Tehlikeli Patlamalar Tespit Edildi
Araştırmacılar, NASA’nın 2013 yılında görevini tamamlayan GALEX uzay teleskobunun topladığı verileri analiz etti. GALEX, 10 yıl boyunca yakın ve uzak ultraviyole (UV) dalga boylarında gözlem yaparak geniş bir veri havuzu oluşturmuştur. Bilim insanları bu verilerden yaklaşık 300 bin yıldızın gözlemlerini inceleyerek, kırmızı cücelerdeki patlamalara odaklanmıştır.
Bilgisayar modellerini kullanan ekip, kırmızı cüce yıldızlarda beklenenden çok daha yüksek seviyelerde uzak ultraviyole (uzak-UV) radyasyon yayan patlamaların meydana geldiğini keşfetmiştir. Bu durum, bu yıldızların yörüngesindeki gezegenlerin yaşanabilir olma ihtimalini önemli ölçüde azaltmaktadır.
Yaşam Şartlarını Zorlaştıran UV Patlamaları
Bilim insanları, kırmızı cüce yıldızlardan yayılan ultraviyole radyasyonun, gezegenlerin atmosferlerini aşındırabileceğini ve bu nedenle canlıların ortaya çıkmasını engelleyebileceğini belirtmektedir. Araştırmaya göre bu tür patlamalardan yayılan uzak-UV radyasyon, daha önce tahmin edilenden üç kat daha fazla enerji taşıyabilir.

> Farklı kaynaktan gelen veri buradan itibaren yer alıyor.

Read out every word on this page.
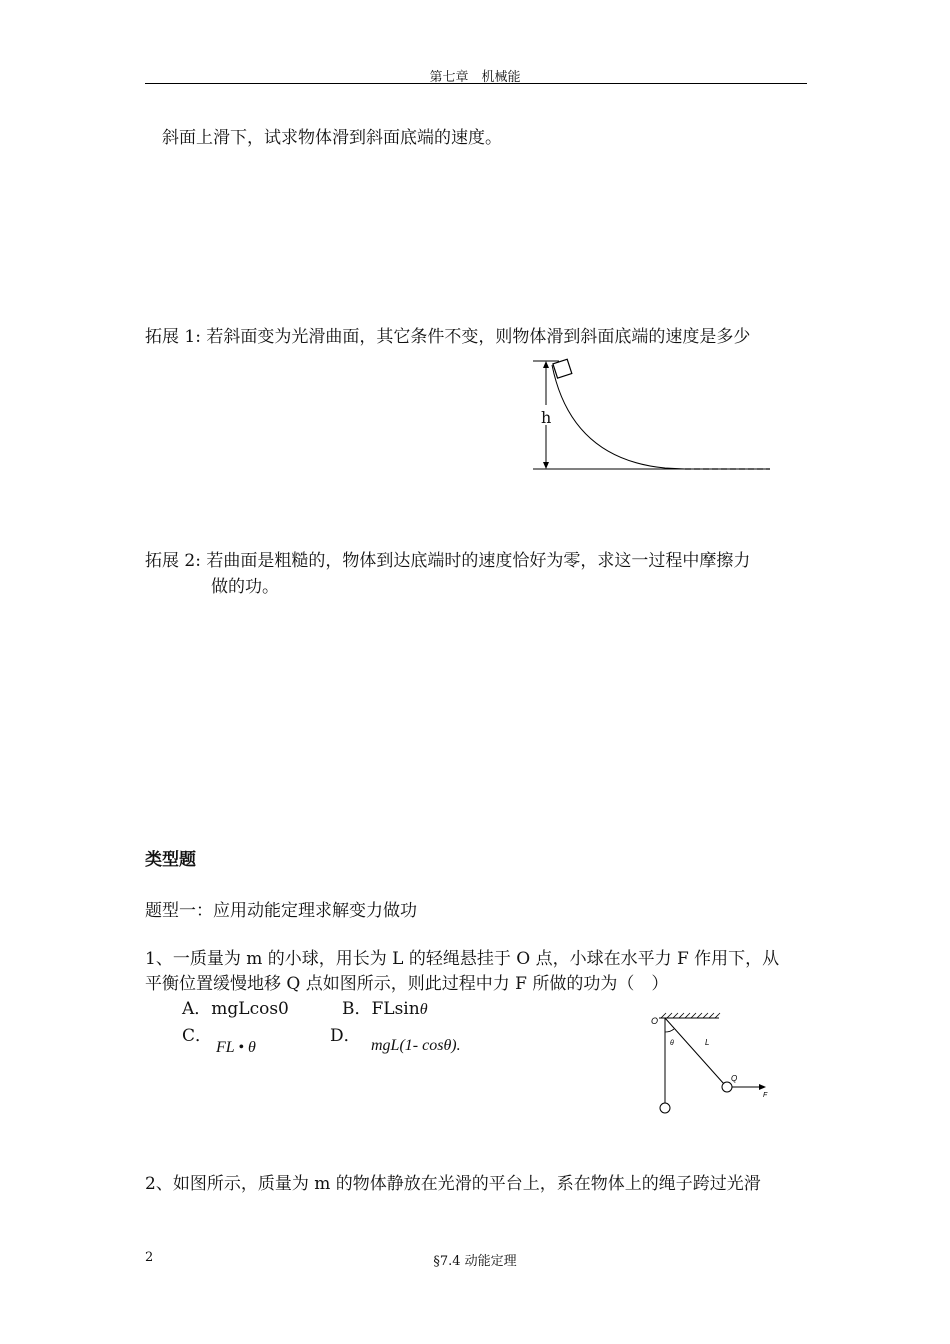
第七章　机械能
斜面上滑下，试求物体滑到斜面底端的速度。
拓展 1: 若斜面变为光滑曲面，其它条件不变，则物体滑到斜面底端的速度是多少
h
拓展 2: 若曲面是粗糙的，物体到达底端时的速度恰好为零，求这一过程中摩擦力
做的功。
类型题
题型一：应用动能定理求解变力做功
1、一质量为 m 的小球，用长为 L 的轻绳悬挂于 O 点，小球在水平力 F 作用下，从
平衡位置缓慢地移 Q 点如图所示，则此过程中力 F 所做的功为（　）
A．mgLcos0	B．FLsinθ
C．
FL • θ
D． mgL(1- cosθ).
O
θ	L
Q
F
2、如图所示，质量为 m 的物体静放在光滑的平台上，系在物体上的绳子跨过光滑
2	§7.4 动能定理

Çalışmanın yazarlarından ve Hawaii Üniversitesi Astronomi Enstitüsü’nden Benjamin J. Shappee, bulgular hakkında şöyle konuşmuştur:
“Üç katlık bir fark, yaz aylarında Alaska’nın Anchorage kenti ile sadece 10 dakika içinde güneş yanığına maruz kalınan Honolulu arasındaki UV farkına eşdeğer. Kırmızı cüce yıldızlardaki bu tehlikeli patlamalara neyin neden olduğu henüz bilinmiyor. Daha fazla bilgi edinmek için bu yıldızlardan gelen ışınlarla ilgili daha çok gözlem yapılması gerekmektedir.

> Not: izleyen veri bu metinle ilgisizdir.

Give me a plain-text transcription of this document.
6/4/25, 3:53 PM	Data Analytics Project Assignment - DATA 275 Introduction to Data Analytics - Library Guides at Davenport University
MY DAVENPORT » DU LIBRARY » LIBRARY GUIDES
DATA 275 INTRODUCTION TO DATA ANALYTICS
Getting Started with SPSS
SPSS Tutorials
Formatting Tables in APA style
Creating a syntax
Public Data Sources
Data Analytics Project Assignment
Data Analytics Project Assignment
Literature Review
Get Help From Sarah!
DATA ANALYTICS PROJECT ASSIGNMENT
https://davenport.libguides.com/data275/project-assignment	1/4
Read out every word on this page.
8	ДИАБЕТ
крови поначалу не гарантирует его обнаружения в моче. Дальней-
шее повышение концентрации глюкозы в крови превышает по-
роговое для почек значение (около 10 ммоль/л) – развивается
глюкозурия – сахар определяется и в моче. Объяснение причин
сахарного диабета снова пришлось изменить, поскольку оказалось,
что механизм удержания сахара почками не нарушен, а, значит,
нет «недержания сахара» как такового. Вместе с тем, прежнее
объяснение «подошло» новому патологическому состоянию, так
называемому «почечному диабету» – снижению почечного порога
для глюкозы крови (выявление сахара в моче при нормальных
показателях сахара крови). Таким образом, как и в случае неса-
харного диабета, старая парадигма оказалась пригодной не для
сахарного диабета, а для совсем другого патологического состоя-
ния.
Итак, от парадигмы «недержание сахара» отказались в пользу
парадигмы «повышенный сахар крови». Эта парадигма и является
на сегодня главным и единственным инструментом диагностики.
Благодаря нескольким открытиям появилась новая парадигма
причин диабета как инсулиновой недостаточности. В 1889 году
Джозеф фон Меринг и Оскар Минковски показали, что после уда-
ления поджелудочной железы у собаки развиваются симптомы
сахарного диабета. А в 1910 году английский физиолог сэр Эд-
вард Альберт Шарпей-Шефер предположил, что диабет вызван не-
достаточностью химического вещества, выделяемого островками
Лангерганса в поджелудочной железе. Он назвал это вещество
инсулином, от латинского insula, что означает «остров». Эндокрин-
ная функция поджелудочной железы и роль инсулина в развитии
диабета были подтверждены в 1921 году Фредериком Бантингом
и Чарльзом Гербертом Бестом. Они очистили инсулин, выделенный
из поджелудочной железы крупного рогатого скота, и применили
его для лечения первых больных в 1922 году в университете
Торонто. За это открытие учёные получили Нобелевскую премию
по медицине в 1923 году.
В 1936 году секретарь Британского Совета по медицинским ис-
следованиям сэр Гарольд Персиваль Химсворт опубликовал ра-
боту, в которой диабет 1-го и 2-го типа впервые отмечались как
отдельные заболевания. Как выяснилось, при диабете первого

Bu çalışma, yaşanabilir gezegen arayışında yeni bir dönüm noktasına işaret etmektedir. Araştırmacılar, bu patlamalar hakkında daha fazla veri toplamanın, evrenin başka yerlerinde yaşam bulma olasılığına yönelik önemli ipuçları sunabileceğini düşünmektedir.